Despite the fact that Spivak is sometimes criticized for her obscure, inaccessible writing style, her work still manages to reach a diverse global activist audience. Although she currently holds a teaching position at Columbia University, Spivak spends a good deal of her time travelling, engaging in what she calls "fieldwork." This fieldwork includes training teachers in different parts of rural India and Bangladesh as part of a larger campaign for rural literacy. She also speaks to farmers in these areas about issues of ecological injustice and about the "sacredness" of Nature. Spivak identifies the rural (as opposed to the urban) as the real front of globalization. In particular, she argues that through such mechanisms as seed and fertilizer control, genetic engineering, and the patenting of indigenous knowledge, the rural landscape of the Global South has become a site of intensified globalization — much to the detriment of the local peoples and land. As a way of addressing what she sees as the destructive realities of globalization, Spivak offers the counter concept "planetarity," to which she devotes a chapter of her book Death of a Discipline (2003). Spivak argues that the popular conception of globalization as the financialization and computerization of the globe leads to a vicious system of exploitation, whereby it is assumed that the globe (as a kind of imaginary terrain that exists only on our computers) can and should be controlled to produce capitalist gains. Planetarity, on the other hand, is a more sensitive and attuned way of understanding the materiality of the world and our collective place and responsibility as humans within it. Spivak suggests that rather than being global agents we should instead imagine ourselves as planetary subjects, inhabiting a planet that is merely "on loan" to us.

Suggested Readings:

Harasym, Sarah. ed. 1990. The post-colonial critic: Interviews, strategies, dialogues: Gayatri Spivak. New York: Routledge.
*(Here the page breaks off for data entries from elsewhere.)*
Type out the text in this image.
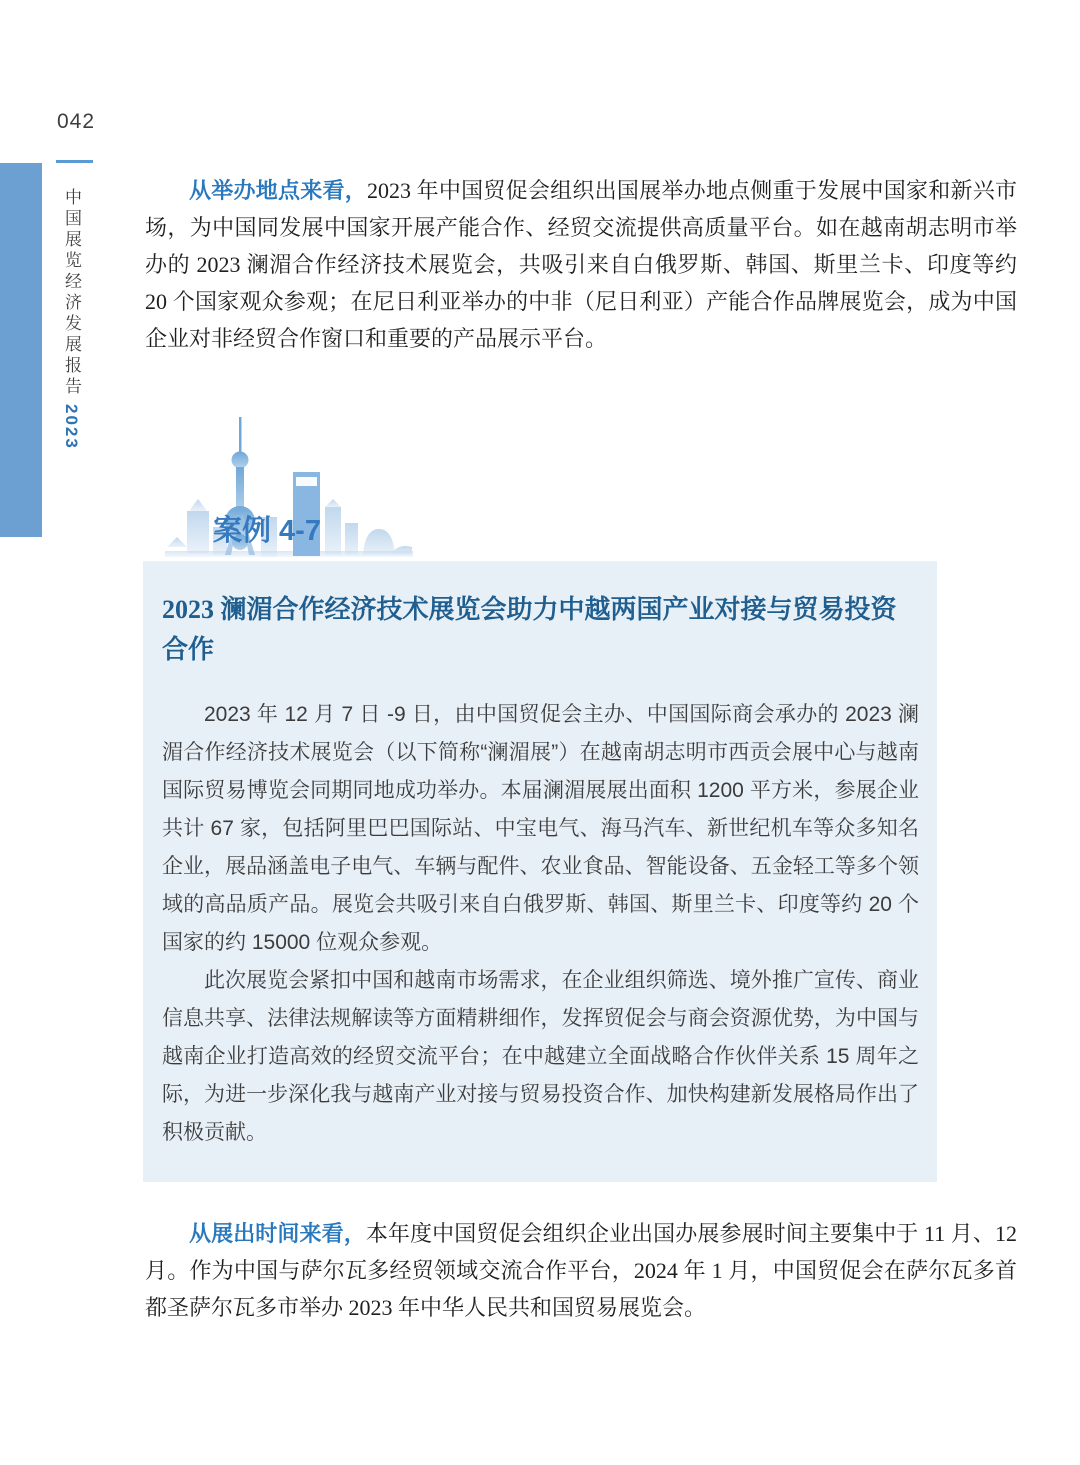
042
中国展览经济发展报告2023

从举办地点来看，2023 年中国贸促会组织出国展举办地点侧重于发展中国家和新兴市场，为中国同发展中国家开展产能合作、经贸交流提供高质量平台。如在越南胡志明市举办的 2023 澜湄合作经济技术展览会，共吸引来自白俄罗斯、韩国、斯里兰卡、印度等约 20 个国家观众参观；在尼日利亚举办的中非（尼日利亚）产能合作品牌展览会，成为中国企业对非经贸合作窗口和重要的产品展示平台。

案例 4-7
2023 澜湄合作经济技术展览会助力中越两国产业对接与贸易投资合作

2023 年 12 月 7 日 -9 日，由中国贸促会主办、中国国际商会承办的 2023 澜湄合作经济技术展览会（以下简称“澜湄展”）在越南胡志明市西贡会展中心与越南国际贸易博览会同期同地成功举办。本届澜湄展展出面积 1200 平方米，参展企业共计 67 家，包括阿里巴巴国际站、中宝电气、海马汽车、新世纪机车等众多知名企业，展品涵盖电子电气、车辆与配件、农业食品、智能设备、五金轻工等多个领域的高品质产品。展览会共吸引来自白俄罗斯、韩国、斯里兰卡、印度等约 20 个国家的约 15000 位观众参观。

此次展览会紧扣中国和越南市场需求，在企业组织筛选、境外推广宣传、商业信息共享、法律法规解读等方面精耕细作，发挥贸促会与商会资源优势，为中国与越南企业打造高效的经贸交流平台；在中越建立全面战略合作伙伴关系 15 周年之际，为进一步深化我与越南产业对接与贸易投资合作、加快构建新发展格局作出了积极贡献。

从展出时间来看，本年度中国贸促会组织企业出国办展参展时间主要集中于 11 月、12 月。作为中国与萨尔瓦多经贸领域交流合作平台，2024 年 1 月，中国贸促会在萨尔瓦多首都圣萨尔瓦多市举办 2023 年中华人民共和国贸易展览会。
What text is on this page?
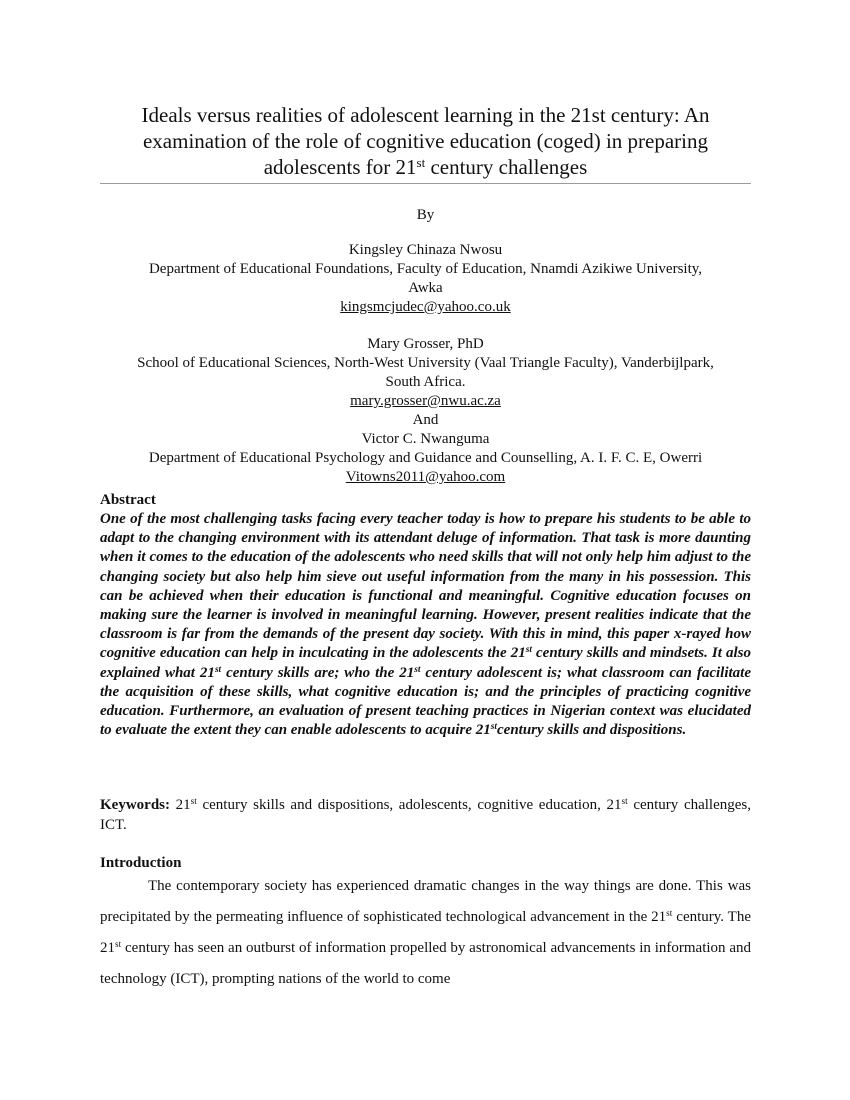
Ideals versus realities of adolescent learning in the 21st century: An
examination of the role of cognitive education (coged) in preparing
adolescents for 21st century challenges
By
Kingsley Chinaza Nwosu
Department of Educational Foundations, Faculty of Education, Nnamdi Azikiwe University,
Awka
kingsmcjudec@yahoo.co.uk
Mary Grosser, PhD
School of Educational Sciences, North-West University (Vaal Triangle Faculty), Vanderbijlpark,
South Africa.
mary.grosser@nwu.ac.za
And
Victor C. Nwanguma
Department of Educational Psychology and Guidance and Counselling, A. I. F. C. E, Owerri
Vitowns2011@yahoo.com
Abstract
One of the most challenging tasks facing every teacher today is how to prepare his students to be able to adapt to the changing environment with its attendant deluge of information. That task is more daunting when it comes to the education of the adolescents who need skills that will not only help him adjust to the changing society but also help him sieve out useful information from the many in his possession. This can be achieved when their education is functional and meaningful. Cognitive education focuses on making sure the learner is involved in meaningful learning. However, present realities indicate that the classroom is far from the demands of the present day society. With this in mind, this paper x-rayed how cognitive education can help in inculcating in the adolescents the 21st century skills and mindsets. It also explained what 21st century skills are; who the 21st century adolescent is; what classroom can facilitate the acquisition of these skills, what cognitive education is; and the principles of practicing cognitive education. Furthermore, an evaluation of present teaching practices in Nigerian context was elucidated to evaluate the extent they can enable adolescents to acquire 21stcentury skills and dispositions.
Keywords: 21st century skills and dispositions, adolescents, cognitive education, 21st century challenges, ICT.
Introduction
The contemporary society has experienced dramatic changes in the way things are done. This was precipitated by the permeating influence of sophisticated technological advancement in the 21st century. The 21st century has seen an outburst of information propelled by astronomical advancements in information and technology (ICT), prompting nations of the world to come
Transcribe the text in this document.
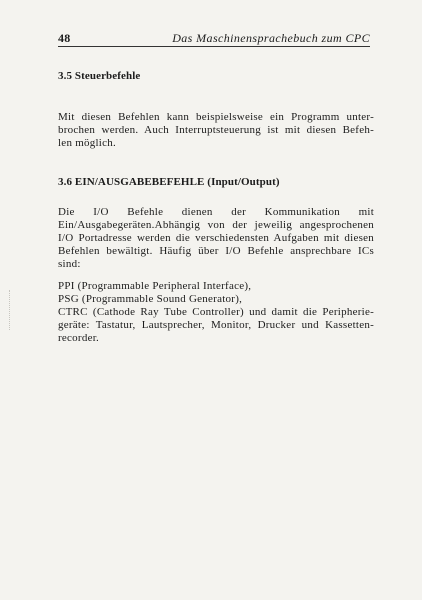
48	Das Maschinensprachebuch zum CPC
3.5 Steuerbefehle
Mit diesen Befehlen kann beispielsweise ein Programm unter-
brochen werden. Auch Interruptsteuerung ist mit diesen Befeh-
len möglich.
3.6 EIN/AUSGABEBEFEHLE (Input/Output)
Die I/O Befehle dienen der Kommunikation mit
Ein/Ausgabegeräten.Abhängig von der jeweilig angesprochenen
I/O Portadresse werden die verschiedensten Aufgaben mit diesen
Befehlen bewältigt. Häufig über I/O Befehle ansprechbare ICs
sind:
PPI (Programmable Peripheral Interface),
PSG (Programmable Sound Generator),
CTRC (Cathode Ray Tube Controller) und damit die Peripherie-
geräte: Tastatur, Lautsprecher, Monitor, Drucker und Kassetten-
recorder.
Sharpe, Jenny. 2002. A conversation with Gayatri Chakravorty Spivak: Politics and the imagination. Signs 28 (2): 609-24.

Spivak, Gayatri Chakravorty. 1985. Can the subaltern speak? Wedge 7/8 (Winter/Spring): 120-30.

Spivak, Gayatri Chakravorty. 1999. A critique of postcolonial reason: Toward a history of the vanishing present. Cambridge, MA: Harvard University Press.

Spivak, Gayatri Chakravorty. 2003. Planetarity. In Death of a discipline. 71-102. New York: Columbia University Press.